How does a code block in Ruby know what variable belongs to an aspect of an object?

Question

Consider the following:

(1..10).inject{|memo, n| memo + n}

Question:

How does n know that it is supposed to store all the values from 1..10? I'm confused how Ruby is able to understand that n can automatically be associated with (1..10) right away, and memo is just memo.

I know Ruby code blocks aren't the same as the C or Java code blocks--Ruby code blocks work a bit differently. I'm confused as to how variables that are in between the upright pipes '|' will automatically be assigned to parts of an object. For example:

hash1 = {"a" => 111, "b" => 222}
hash2 = {"b" => 333, "c" => 444}
hash1.merge(hash2) {|key, old, new| old}

How do '|key, old, new|' automatically assign themselves in such a way such that when I type 'old' in the code block, it is automatically aware that 'old' refers to the older hash value? I never assigned 'old' to anything, just declared it. Can someone explain how this works?

Answer 1

A code block is just a function with no name. Like any other function, it can be called multiple times with different arguments. If you have a method

def add(a, b)
  a + b
end

How does add know that sometimes a is 5 and sometimes a is 7?

Enumerable#inject simply calls the function once for each element, passing the element as an argument.

It looks a bit like this:

module Enumerable
  def inject(memo)
    each do |el|
      memo = yield memo, el
    end
    memo
  end
end

Answer 2

Just to simplify some of the other good answers here:

If you are struggling understanding blocks, an easy way to think of them is as a primitive and temporary method that you are creating and executing in place, and the values between the pipe characters |memo| is simply the argument signature.

There is no special special concept behind the arguments, they are simply there for the method you are invoking to pass a variable to, like calling any other method with an argument. Similar to a method, the arguments are "local" variables within the scope of the block (there are some nuances to this depending on the syntax you use to call the block, but I digress, that is another matter).

The method you pass the block to simply invokes this "temporary method" and passes the arguments to it that it is designed to do. Just like calling a method normally, with some slight differences, such as there are no "required" arguments. If you do not define any arguments to receive, it will happily just not pass them instead of raising an ArgumentError. Likewise, if you define too many arguments for the block to receive, they will simply be nil within the block, no errors for not being defined.

Answer 3

The parameters for the block are determined by the method definition. The definition for reduce/inject is overloaded (docs) and defined in C, but if you wanted to define it, you could do it like so (note, this doesn't cover all the overloaded cases for the actual reduce definition):

module Enumerable
  def my_reduce(memo=nil, &blk)
    # if a starting memo is not given, it defaults to the first element
    # in the list and that element is skipped for iteration
    elements = memo ? self : self[1..-1]
    memo ||= self[0]
    elements.each { |element| memo = blk.call(memo, element) }
    memo
  end
end

This method definition determines what values to use for memo and element and calls the blk variable (a block passed to the method) with them in a specific order.

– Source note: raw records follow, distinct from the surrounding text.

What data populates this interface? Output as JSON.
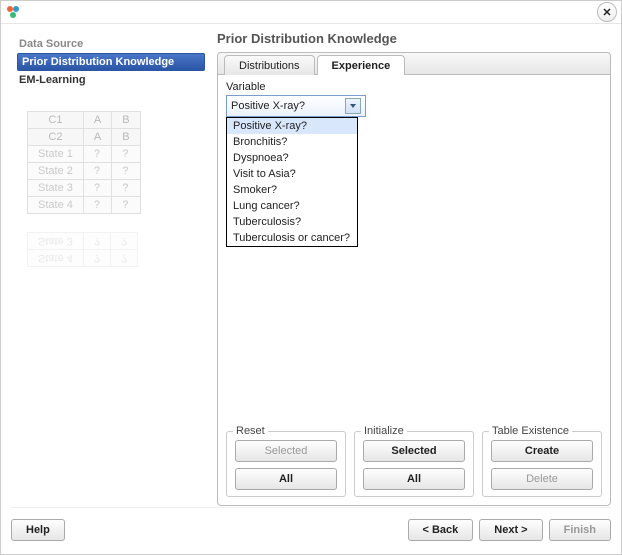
{
  "window": {
    "close_glyph": "✕"
  },
  "sidebar": {
    "steps": [
      {
        "label": "Data Source"
      },
      {
        "label": "Prior Distribution Knowledge"
      },
      {
        "label": "EM-Learning"
      }
    ],
    "ghost": {
      "c1": "C1",
      "c2": "C2",
      "a": "A",
      "b": "B",
      "rows": [
        "State 1",
        "State 2",
        "State 3",
        "State 4"
      ],
      "q": "?"
    }
  },
  "page": {
    "title": "Prior Distribution Knowledge"
  },
  "tabs": {
    "distributions": "Distributions",
    "experience": "Experience"
  },
  "variable": {
    "label": "Variable",
    "value": "Positive X-ray?",
    "options": [
      "Positive X-ray?",
      "Bronchitis?",
      "Dyspnoea?",
      "Visit to Asia?",
      "Smoker?",
      "Lung cancer?",
      "Tuberculosis?",
      "Tuberculosis or cancer?"
    ]
  },
  "groups": {
    "reset": {
      "legend": "Reset",
      "selected": "Selected",
      "all": "All"
    },
    "initialize": {
      "legend": "Initialize",
      "selected": "Selected",
      "all": "All"
    },
    "existence": {
      "legend": "Table Existence",
      "create": "Create",
      "delete": "Delete"
    }
  },
  "footer": {
    "help": "Help",
    "back": "< Back",
    "next": "Next >",
    "finish": "Finish"
  }
}
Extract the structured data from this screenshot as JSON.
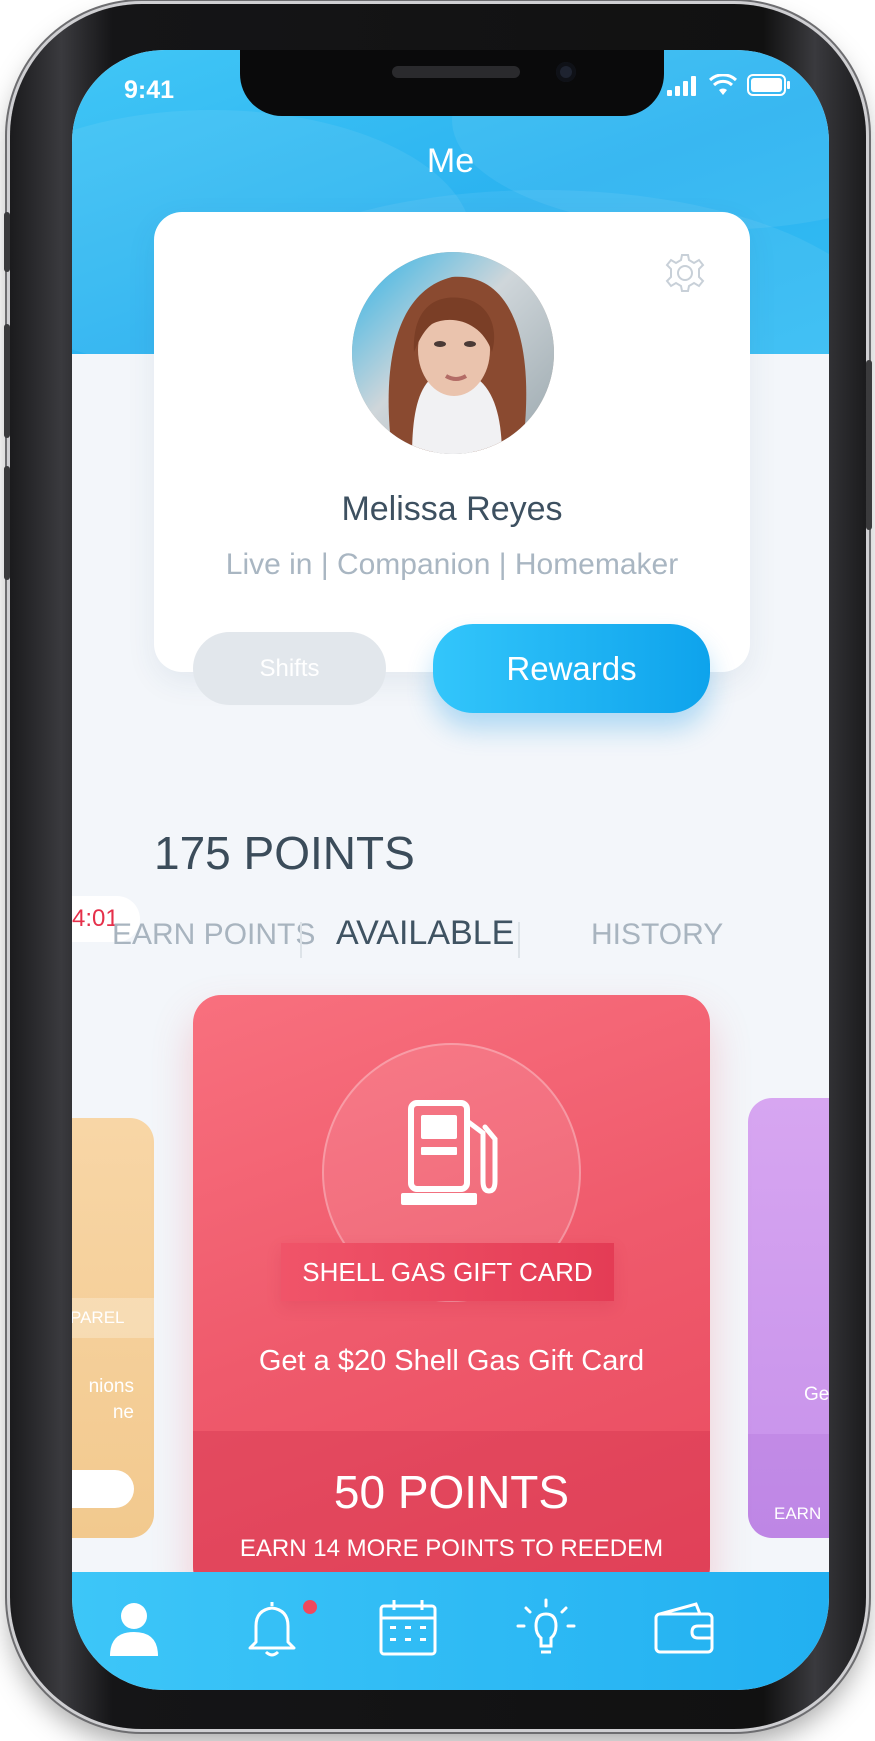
{
  "status_bar": {
    "time": "9:41"
  },
  "header": {
    "title": "Me"
  },
  "profile": {
    "name": "Melissa Reyes",
    "roles": "Live in | Companion | Homemaker"
  },
  "tabs": {
    "shifts": "Shifts",
    "rewards": "Rewards"
  },
  "points": {
    "total": "175 POINTS",
    "timer": "4:01"
  },
  "subtabs": {
    "earn": "EARN POINTS",
    "available": "AVAILABLE",
    "history": "HISTORY"
  },
  "cards": {
    "left": {
      "tag": "PAREL",
      "desc_line1": "nions",
      "desc_line2": "ne"
    },
    "main": {
      "icon": "gas-pump-icon",
      "title": "SHELL GAS GIFT CARD",
      "description": "Get a $20 Shell Gas Gift Card",
      "points": "50 POINTS",
      "earn_more": "EARN 14 MORE POINTS TO REEDEM",
      "color": "#ef5a6c"
    },
    "right": {
      "desc": "Ge",
      "earn": "EARN"
    }
  },
  "tab_bar": {
    "items": [
      "user-icon",
      "bell-icon",
      "calendar-icon",
      "lightbulb-icon",
      "wallet-icon"
    ],
    "notification_color": "#f0485d"
  },
  "colors": {
    "accent": "#22b0f1",
    "card_red": "#ef5a6c",
    "card_orange": "#f2c98e",
    "card_purple": "#c690ea"
  }
}
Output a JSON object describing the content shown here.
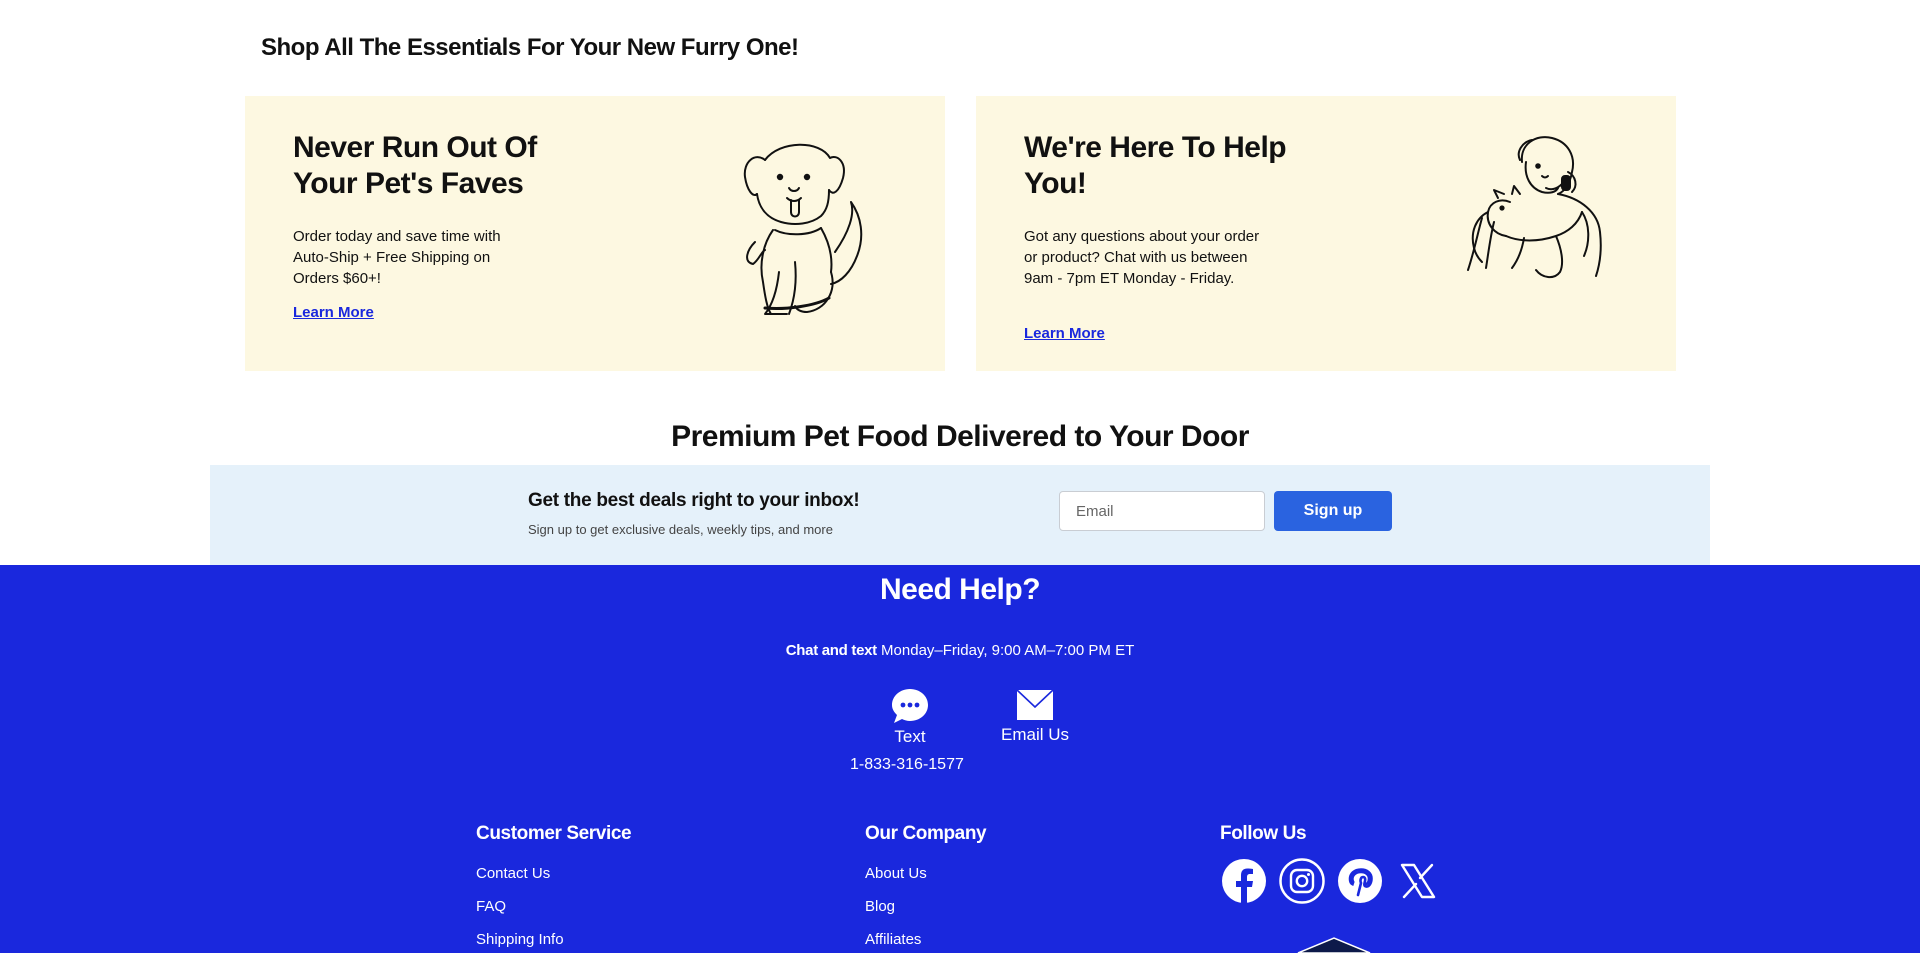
{
  "essentials": {
    "title": "Shop All The Essentials For Your New Furry One!",
    "cards": [
      {
        "heading": "Never Run Out Of Your Pet's Faves",
        "body": "Order today and save time with Auto-Ship + Free Shipping on Orders $60+!",
        "link": "Learn More",
        "icon": "dog-illustration"
      },
      {
        "heading": "We're Here To Help You!",
        "body": "Got any questions about your order or product? Chat with us between 9am - 7pm ET Monday - Friday.",
        "link": "Learn More",
        "icon": "support-agent-with-cat-illustration"
      }
    ]
  },
  "premium": {
    "title": "Premium Pet Food Delivered to Your Door"
  },
  "newsletter": {
    "heading": "Get the best deals right to your inbox!",
    "subtext": "Sign up to get exclusive deals, weekly tips, and more",
    "email_placeholder": "Email",
    "button_label": "Sign up"
  },
  "footer": {
    "help_title": "Need Help?",
    "hours_bold": "Chat and text",
    "hours_text": " Monday–Friday, 9:00 AM–7:00 PM ET",
    "contact": {
      "text_label": "Text",
      "email_label": "Email Us",
      "phone": "1-833-316-1577"
    },
    "customer_service": {
      "title": "Customer Service",
      "links": [
        "Contact Us",
        "FAQ",
        "Shipping Info"
      ]
    },
    "our_company": {
      "title": "Our Company",
      "links": [
        "About Us",
        "Blog",
        "Affiliates"
      ]
    },
    "follow_us": {
      "title": "Follow Us",
      "icons": [
        "facebook-icon",
        "instagram-icon",
        "pinterest-icon",
        "x-icon"
      ]
    }
  },
  "colors": {
    "footer_bg": "#1a28dd",
    "card_bg": "#fdf8e1",
    "newsletter_bg": "#e5f1fa",
    "signup_button": "#2a63e0",
    "link": "#1a28dd"
  }
}
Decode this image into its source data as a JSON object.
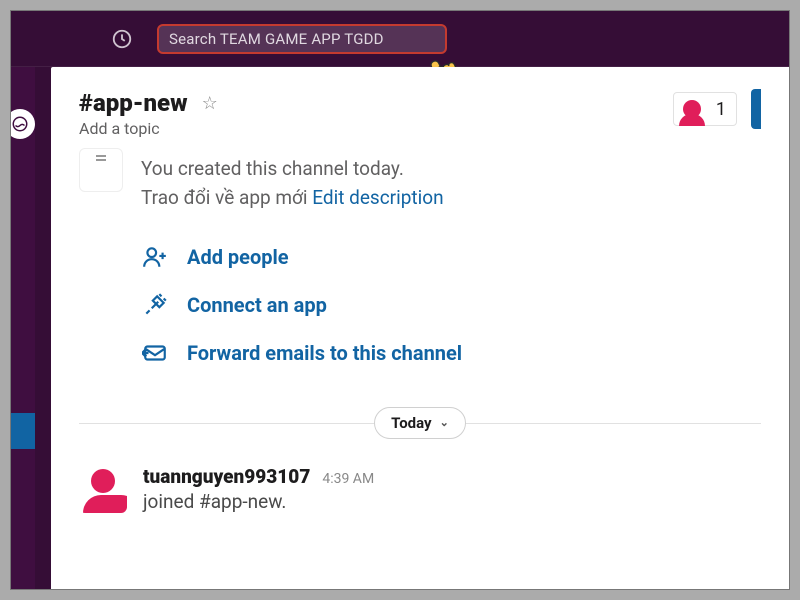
{
  "topbar": {
    "search_placeholder": "Search TEAM GAME APP TGDD"
  },
  "channel": {
    "name": "#app-new",
    "topic_placeholder": "Add a topic",
    "created_line": "You created this channel today.",
    "description_prefix": "Trao đổi về app mới ",
    "edit_description": "Edit description",
    "member_count": "1"
  },
  "actions": {
    "add_people": "Add people",
    "connect_app": "Connect an app",
    "forward_emails": "Forward emails to this channel"
  },
  "date_separator": {
    "label": "Today"
  },
  "message": {
    "user": "tuannguyen993107",
    "time": "4:39 AM",
    "text": "joined #app-new."
  }
}
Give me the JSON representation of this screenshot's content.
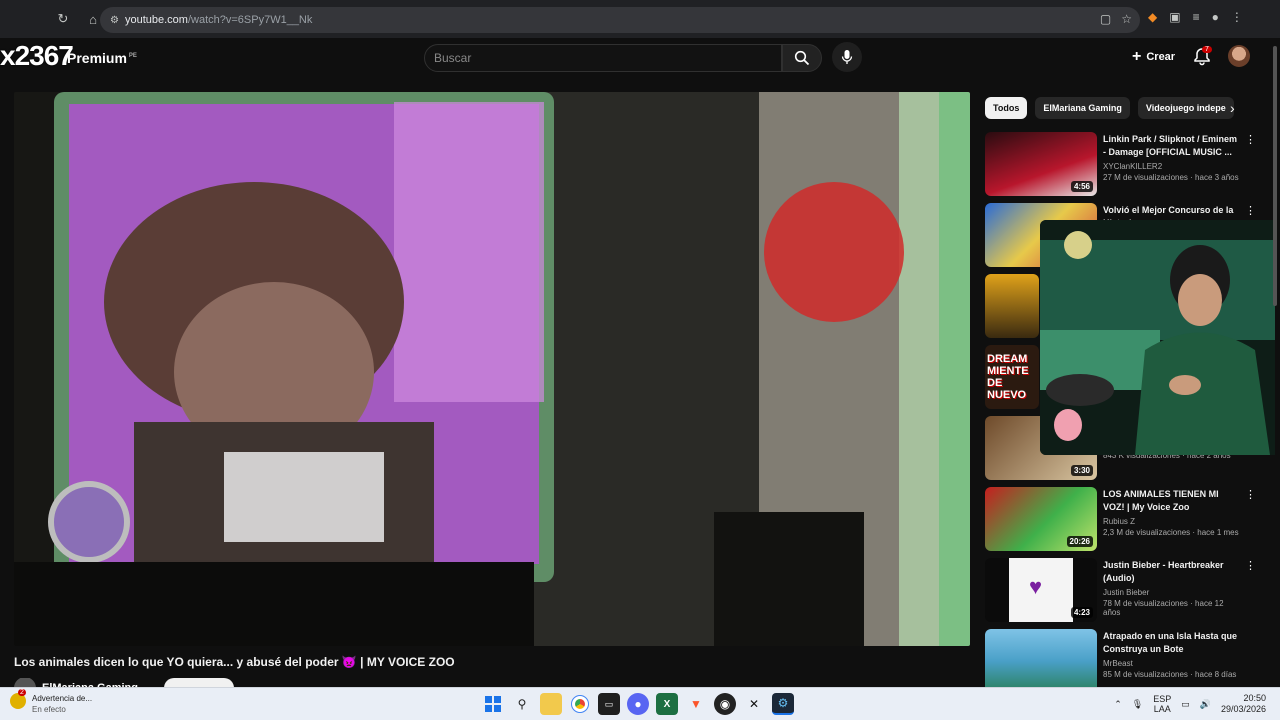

Note, however, that blocks are not like regular methods, because they don't check the number of arguments. For example: (note, this example shows the usage of yield which is another way to pass a block parameter)

def foo
  yield 1
end

# The b and c variables here will be nil
foo { |a, b, c| [a,b,c].compact.sum } # => 1

You can also use deconstruction to define variables at the time you run the block, for example if you wanted to reduce over a hash you could do something like this:

# this just copies the hash
{a: 1}.reduce({}) { |memo, (key, val)| memo[key] = val; memo }

How this works is, calling reduce on a hash implicitly calls to_a, which converts it to a list of tuples (e.g. {a: 1}.to_a = [[:a, 1]]). reduce passes each tuple as the second argument to the block. In the place where the block is called, the tuple is deconstructed into separate key and value variables.

Answer 4

And memo is just memo

what do you mean, "just memo"? memo and n take whatever values inject passes. And it is implemented to pass accumulator/memo as first argument and current collection element as second argument.

How do '|key, old, new|' automatically assign themselves

They don't "assign themselves". merge assigns them. Or rather, passes those values (key, old value, new value) in that order as block parameters.

If you instead write

hash1.merge(hash2) {|foo, bar, baz| bar}

It'll still work exactly as before. Parameter names mean nothing [here]. It's actual values that matter.